Austin calls this method for composing poetry ‘Blackout Poetry.’ He uses newspaper pages to redact the original text with permanent markers to eliminate words not required, thus leaving only those words essential for creating the desired message.  Austin encourages fellow poets to dive right in and try blacking out and then sharing the resultant poems on his web site.

This strategy works in a similar fashion to ‘found poems’ and ‘river poems’ in so much as it brings old pages back to life by using the words in an enterprising and creative way.

 I  can imagine Blackout poems working really well with  the student writers I meet, as it allows them full control over the composition they are creating. It certainly supports vocabulary development. The writer is forced to read closely in order to make informed decisions regarding which words stay and which words get wiped out!  The writer is challenged to make strategic decisions as the process unfolds. The blanking out of words using markers also holds appeal for students especially inexperienced writers. Mind you, even experienced writers find this scribbling appealing. -Very therapeutic actually.
Before presenting this idea to students, it is important to try it yourself. So I did! Instead of magazines, or newspapers, I chose pages from a book I am currently reading.  I chose those passage I believed had poetic potential. I then grabbed two markers, one a fine line marker; the other a chunky broad tipped marker and settled in to the creative phase of the exercise. I found myself transformed into a Wipe Out Warrior!

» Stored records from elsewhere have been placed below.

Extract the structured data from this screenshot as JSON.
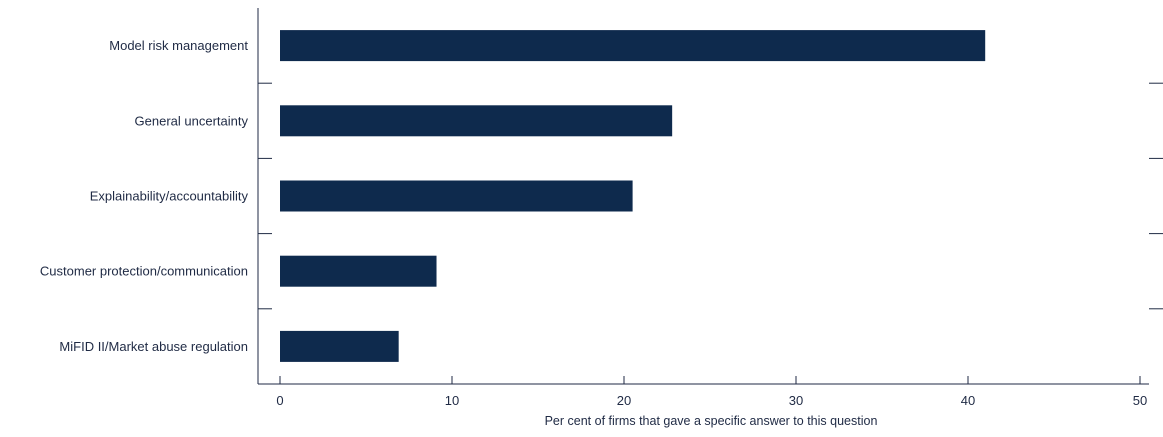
{
  "chart_data": {
    "type": "bar",
    "orientation": "horizontal",
    "categories": [
      "Model risk management",
      "General uncertainty",
      "Explainability/accountability",
      "Customer protection/communication",
      "MiFID II/Market abuse regulation"
    ],
    "values": [
      41,
      22.8,
      20.5,
      9.1,
      6.9
    ],
    "xlabel": "Per cent of firms that gave a specific answer to this question",
    "ylabel": "",
    "title": "",
    "xlim": [
      0,
      50
    ],
    "xticks": [
      "0",
      "10",
      "20",
      "30",
      "40",
      "50"
    ],
    "grid": false,
    "legend": "none",
    "bar_color": "#0e2a4d",
    "axis_color": "#1f2a44"
  }
}
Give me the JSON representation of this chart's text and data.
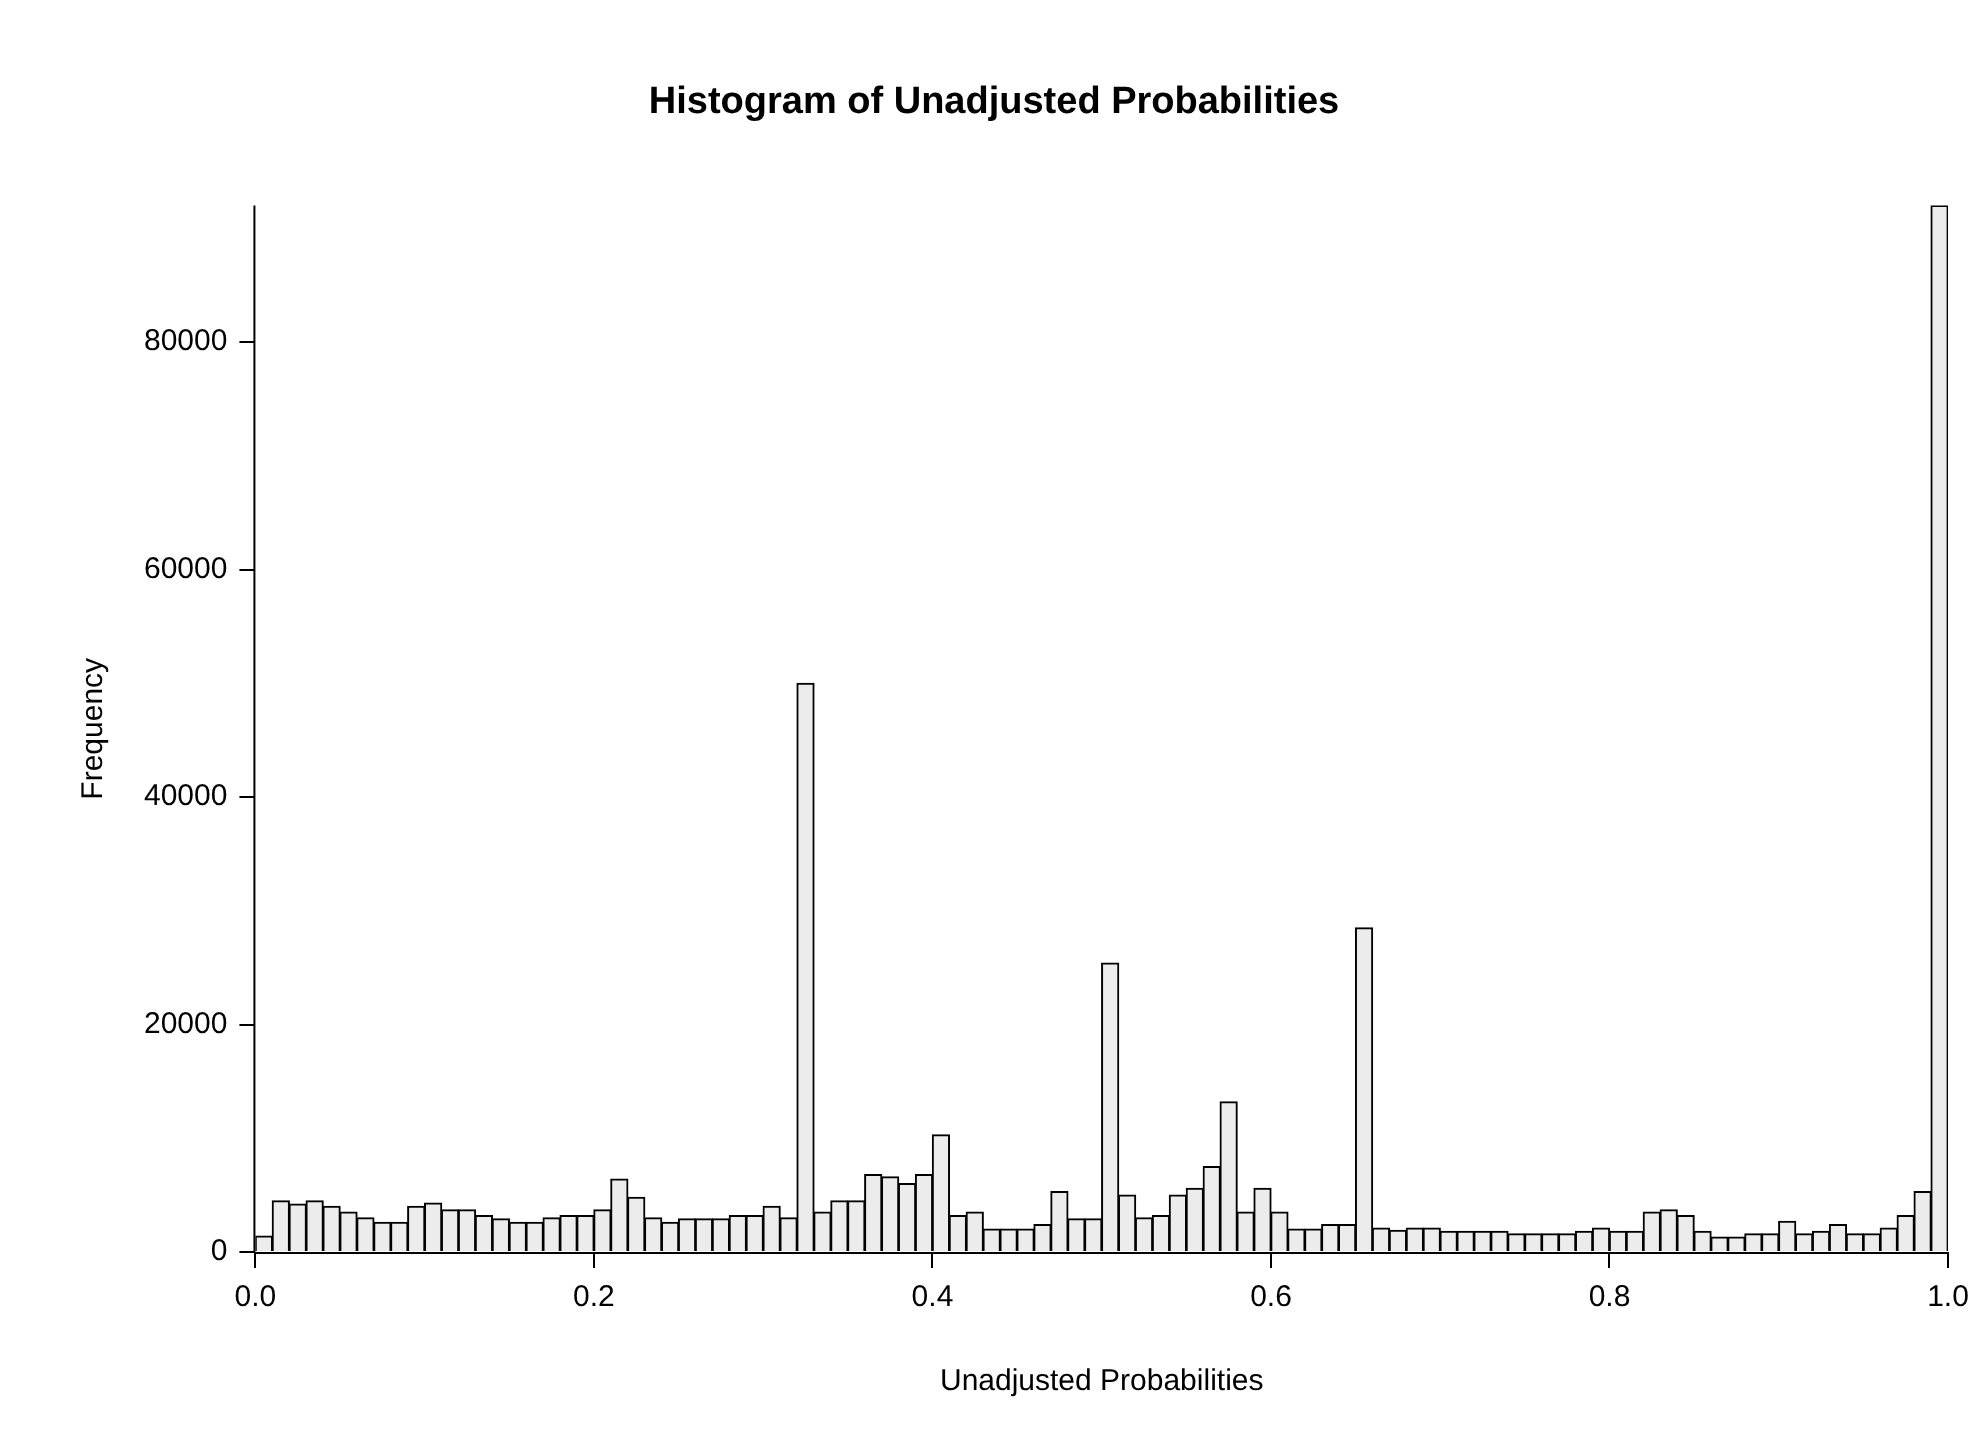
{
  "chart_data": {
    "type": "histogram",
    "title": "Histogram of Unadjusted Probabilities",
    "xlabel": "Unadjusted Probabilities",
    "ylabel": "Frequency",
    "bins": [
      0,
      0.01,
      0.02,
      0.03,
      0.04,
      0.05,
      0.06,
      0.07,
      0.08,
      0.09,
      0.1,
      0.11,
      0.12,
      0.13,
      0.14,
      0.15,
      0.16,
      0.17,
      0.18,
      0.19,
      0.2,
      0.21,
      0.22,
      0.23,
      0.24,
      0.25,
      0.26,
      0.27,
      0.28,
      0.29,
      0.3,
      0.31,
      0.32,
      0.33,
      0.34,
      0.35,
      0.36,
      0.37,
      0.38,
      0.39,
      0.4,
      0.41,
      0.42,
      0.43,
      0.44,
      0.45,
      0.46,
      0.47,
      0.48,
      0.49,
      0.5,
      0.51,
      0.52,
      0.53,
      0.54,
      0.55,
      0.56,
      0.57,
      0.58,
      0.59,
      0.6,
      0.61,
      0.62,
      0.63,
      0.64,
      0.65,
      0.66,
      0.67,
      0.68,
      0.69,
      0.7,
      0.71,
      0.72,
      0.73,
      0.74,
      0.75,
      0.76,
      0.77,
      0.78,
      0.79,
      0.8,
      0.81,
      0.82,
      0.83,
      0.84,
      0.85,
      0.86,
      0.87,
      0.88,
      0.89,
      0.9,
      0.91,
      0.92,
      0.93,
      0.94,
      0.95,
      0.96,
      0.97,
      0.98,
      0.99,
      1
    ],
    "values": [
      1400,
      4500,
      4200,
      4500,
      4000,
      3500,
      3000,
      2600,
      2600,
      4000,
      4300,
      3700,
      3700,
      3200,
      2900,
      2600,
      2600,
      3000,
      3200,
      3200,
      3700,
      6400,
      4800,
      3000,
      2600,
      2900,
      2900,
      2900,
      3200,
      3200,
      4000,
      3000,
      50000,
      3500,
      4500,
      4500,
      6800,
      6600,
      6000,
      6800,
      10300,
      3200,
      3500,
      2000,
      2000,
      2000,
      2400,
      5300,
      2900,
      2900,
      25400,
      5000,
      3000,
      3200,
      5000,
      5600,
      7500,
      13200,
      3500,
      5600,
      3500,
      2000,
      2000,
      2400,
      2400,
      28500,
      2100,
      1900,
      2100,
      2100,
      1800,
      1800,
      1800,
      1800,
      1600,
      1600,
      1600,
      1600,
      1800,
      2100,
      1800,
      1800,
      3500,
      3700,
      3200,
      1800,
      1300,
      1300,
      1600,
      1600,
      2700,
      1600,
      1800,
      2400,
      1600,
      1600,
      2100,
      3200,
      5300,
      92000
    ],
    "color": "#ececec",
    "xlim": [
      0,
      1
    ],
    "xticks": [
      {
        "value": 0,
        "label": "0.0"
      },
      {
        "value": 0.2,
        "label": "0.2"
      },
      {
        "value": 0.4,
        "label": "0.4"
      },
      {
        "value": 0.6,
        "label": "0.6"
      },
      {
        "value": 0.8,
        "label": "0.8"
      },
      {
        "value": 1,
        "label": "1.0"
      }
    ],
    "ylim": [
      0,
      92000
    ],
    "yticks": [
      0,
      20000,
      40000,
      60000,
      80000
    ],
    "grid": false,
    "legend": false
  }
}
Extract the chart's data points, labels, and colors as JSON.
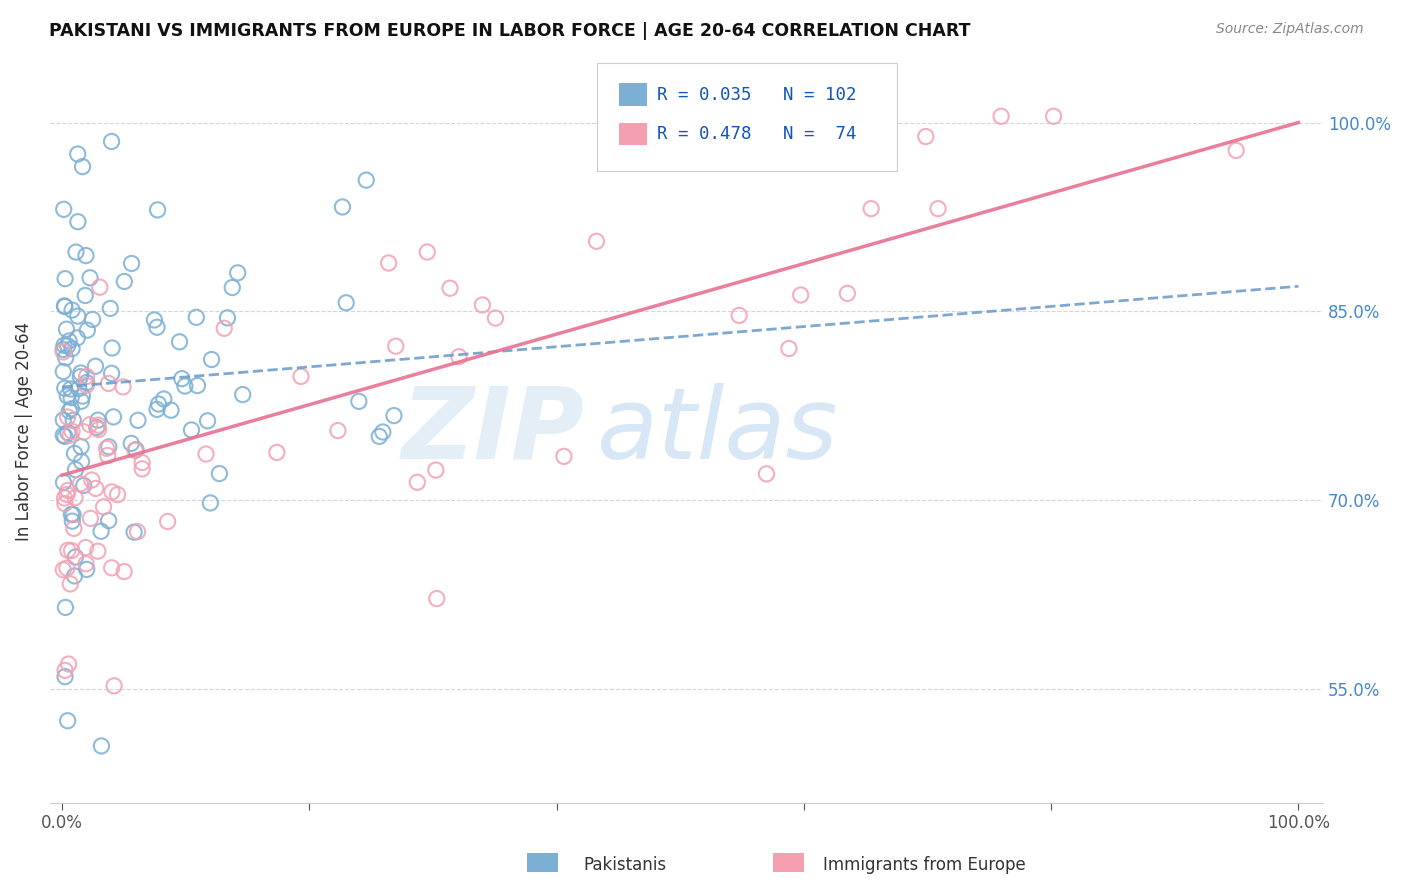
{
  "title": "PAKISTANI VS IMMIGRANTS FROM EUROPE IN LABOR FORCE | AGE 20-64 CORRELATION CHART",
  "source": "Source: ZipAtlas.com",
  "ylabel": "In Labor Force | Age 20-64",
  "legend_label1": "Pakistanis",
  "legend_label2": "Immigrants from Europe",
  "R1": 0.035,
  "N1": 102,
  "R2": 0.478,
  "N2": 74,
  "color1": "#7bafd4",
  "color2": "#f4a0b0",
  "trendline1_color": "#6699cc",
  "trendline2_color": "#e87090",
  "yticks": [
    0.55,
    0.7,
    0.85,
    1.0
  ],
  "ymin": 0.46,
  "ymax": 1.05,
  "xmin": -0.01,
  "xmax": 1.02,
  "trendline1_start": 0.79,
  "trendline1_end": 0.87,
  "trendline2_start": 0.72,
  "trendline2_end": 1.0,
  "watermark_zip": "ZIP",
  "watermark_atlas": "atlas",
  "background_color": "#ffffff"
}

Here is one of the Blackout poems I composed. What fun…

The Woman Had Charm



  1. Allen! I just did blackout poetry with my creative writing students----and tried a few myself (did you see my tweet?). I love this. And my students liked it. For my kids, there was no pressure. The kids who didn't feel they were poets, the ones who told me they hated writing poetry, actually liked this! We chose newspapers for the first time, but I would use book pages if I was teaching a class novel---I think students would come up with something amazing!

  2. Love this! Thank you. We will definitely be trying this. I love Deb's idea for using a page from a novel.

  3. May I know what novel this was? It sounds interesting!

  4. Your question set me a task... I did some rummaging and eventually found the source.. 'The Gathering,' Anne Enright.